In the absence of stimulation (i.e., *x*_{2T} = 0), the system intrinsically performs limit cycle oscillations arising from Andronov-Hopf bifurcations, appearing as harmonic oscillations with a frequency of approximately *η*_{intr} = 0.108 (see bifurcation diagram and phase portraits, Figure 2 and Figure 3 in [62]). Applying the characteristic dendritic time constant *τ* = 10 ms as defined above, this corresponds to the parameter set proposed by Jansen and Rit [23] and an actual oscillation frequency of *f* = 10.8 Hz, and can be used to describe alpha rhythms in brain signals. This characteristic time constant is used in all results reported in this work. Note, however, that varying the characteristic time constant *τ* only scales the neuronal states **x**(*κ*) in time *t* = *τ κ* and thus the frequency *f* = *τ*^{−1} *η* while the states **x**, the form of time signals and the underlying mechanisms such as bifurcations remain unaffected. Hence, the frequency depends on the choice of the characteristic time constant *τ* and thus the normalization embraces all cases of *τ*. In order to study the system with periodic stimulation around the intrinsic frequency (*η*_{intr} = 0.108), the stimulus frequency *η* is taken to range from 0 to 0.19. The stimulus frequency is nonlinearly sampled ensuring (*η* Δ*κ*)^{−1}∈N_{1} with the sampling interval Δ*κ*, so that the pulses are well sampled. The stimulus amplitude *ζ* is linearly sampled from 0 to 4.1 to cover the effective range of excitatory inputs on IINs within the limit cycle which exists when extrinsic input on IINs is constant (see Figure 8 in [62]). Since the specification of the effective extrinsic input ranges is based on an analysis of the invariant transfer function (sigmoid function) [62], these ranges are valid for any type of input, no matter whether it is constant or time-variant.
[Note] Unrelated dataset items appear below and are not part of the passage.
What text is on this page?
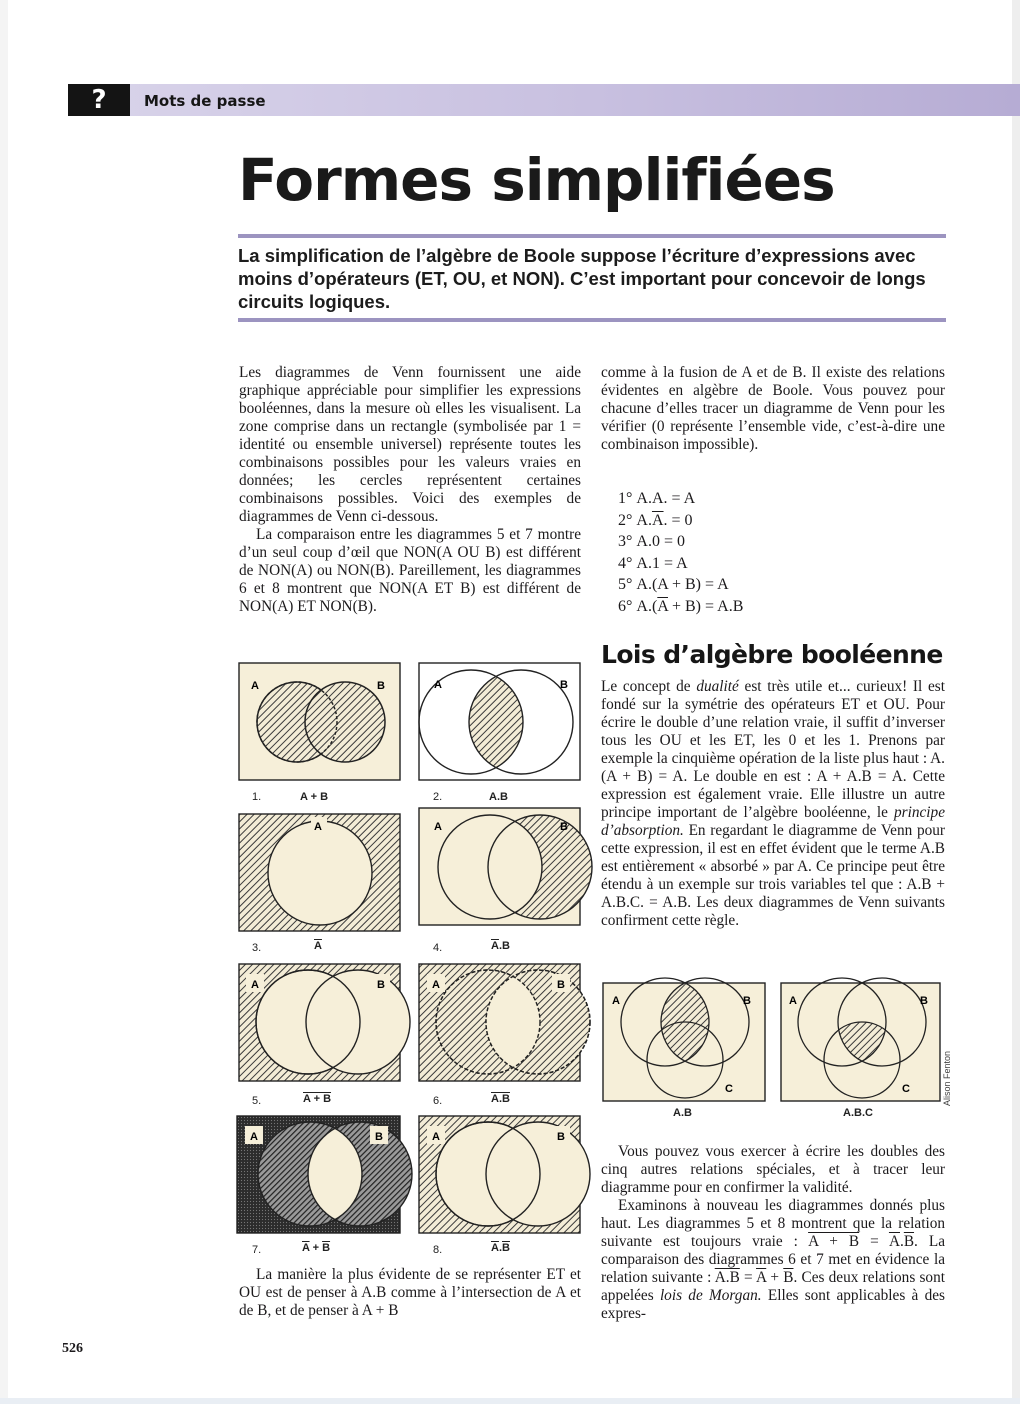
?	Mots de passe
Formes simplifiées

La simplification de l’algèbre de Boole suppose l’écriture d’expressions avec moins d’opérateurs (ET, OU, et NON). C’est important pour concevoir de longs circuits logiques.

Les diagrammes de Venn fournissent une aide graphique appréciable pour simplifier les expressions booléennes, dans la mesure où elles les visualisent. La zone comprise dans un rectangle (symbolisée par 1 = identité ou ensemble universel) représente toutes les combinaisons possibles pour les valeurs vraies en données; les cercles représentent certaines combinaisons possibles. Voici des exemples de diagrammes de Venn ci-dessous.

La comparaison entre les diagrammes 5 et 7 montre d’un seul coup d’œil que NON(A OU B) est différent de NON(A) ou NON(B). Pareillement, les diagrammes 6 et 8 montrent que NON(A ET B) est différent de NON(A) ET NON(B).

La manière la plus évidente de se représenter ET et OU est de penser à A.B comme à l’intersection de A et de B, et de penser à A + B

comme à la fusion de A et de B. Il existe des relations évidentes en algèbre de Boole. Vous pouvez pour chacune d’elles tracer un diagramme de Venn pour les vérifier (0 représente l’ensemble vide, c’est-à-dire une combinaison impossible).

1° A.A. = A
2° $A.\overline{A}$. = 0
3° A.0 = 0
4° A.1 = A
5° A.(A + B) = A
6° $A.(\overline{A} + B) = A.B$
Lois d’algèbre booléenne

Le concept de dualité est très utile et... curieux! Il est fondé sur la symétrie des opérateurs ET et OU. Pour écrire le double d’une relation vraie, il suffit d’inverser tous les OU et les ET, les 0 et les 1. Prenons par exemple la cinquième opération de la liste plus haut : A.(A + B) = A. Le double en est : A + A.B = A. Cette expression est également vraie. Elle illustre un autre principe important de l’algèbre booléenne, le principe d’absorption. En regardant le diagramme de Venn pour cette expression, il est en effet évident que le terme A.B est entièrement « absorbé » par A. Ce principe peut être étendu à un exemple sur trois variables tel que : A.B + A.B.C. = A.B. Les deux diagrammes de Venn suivants confirment cette règle.

Vous pouvez vous exercer à écrire les doubles des cinq autres relations spéciales, et à tracer leur diagramme pour en confirmer la validité.

Examinons à nouveau les diagrammes donnés plus haut. Les diagrammes 5 et 8 montrent que la relation suivante est toujours vraie : $A + B = \overline{A}.\overline{B}$. La comparaison des diagrammes 6 et 7 met en évidence la relation suivante : $A.B = \overline{A} + \overline{B}$. Ces deux relations sont appelées lois de Morgan. Elles sont applicables à des expres-

A	B	A	B
A	A	B
A	B	A	B
A	B	A	B
A	B
C
A	B
C
1.	A + B	2.	A.B
3.	$\overline{A}$	4.	$\overline{A}.B$
5.	A + B	6.	A.B
7.	$\overline{A} + \overline{B}$	8.	$\overline{A}.\overline{B}$
A.B	A.B.C
Alison Fenton
526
In summary, for analysis, we consider a system of seven first-order ordinary differential equations (Equations (3) to (6)) describing the (neuronal) states **x ^{*}** = (

*x*

_{03},

*x*

_{31},

*x*

_{32},

*y*

_{30},

*y*

_{31},

*y*

_{32},

*θ*)

^{T}specified by two parameters

**p**= (

*ζ*,

*η*)

^{T}.

We study the differential equations (3) to (6) numerically using the fourth-fifth order Runge-Kutta method over *κ* = 30**·**10^{3} in time (which equals 5 minutes for *τ*_{JR} = 10 ms, according to Jansen and Rit [23]) with a relative tolerance of 10^{−11}, and then linearly sampled with an interval Δ*κ* = 10^{−2} for further analysis. From the last 6·10^{3} samples (last minute if *τ*_{JR} = 10 ms), the histograms of each state were computed using the optimal number of bins [147]. Using the state equations, we also compute the characteristic mean frequency of each attractor [85]. Characteristic mean frequency is the time average of a trajectory over the angle velocity at points along an *n*-dimensional curvature forming an attractor in state space. To study the complex behavior, we computed the power density spectra of the time series (last 6·10^{3} samples) using the fast Fourier transform, especially for the time series of the PSPs of the PCs, which are reflected in M/EEG.

We also compute the characteristic Lyapunov spectra, that is, all six Lyapunov exponents *λ*_{1}>*λ*_{2} …>*λ*_{6} directly from the differential equations (3) to (6), using the Fortran algorithm by Chen et al. [148], integrated for *κ* = 1073,742.00 using a constant sample interval Δ*κ* = 10^{−3}. Chen et al. [148] used a constant time-step fourth-order Adams-Bashforth integration method and a QR-reorthoginalization that also preserves orthogonality for higher-dimensional systems. The time interval is sufficiently long to stably estimate the characteristic Lyapunov spectra (error<10^{−6}). The Lyapunov spectrum gives a quantitative measure of the sensitivity of the states of the system dependent on the initial conditions, or, more precisely, the average rate of divergence or convergence of two neighboring trajectories in the state space. Furthermore, the whole Lyapunov spectrum enables statements of hyperchaos.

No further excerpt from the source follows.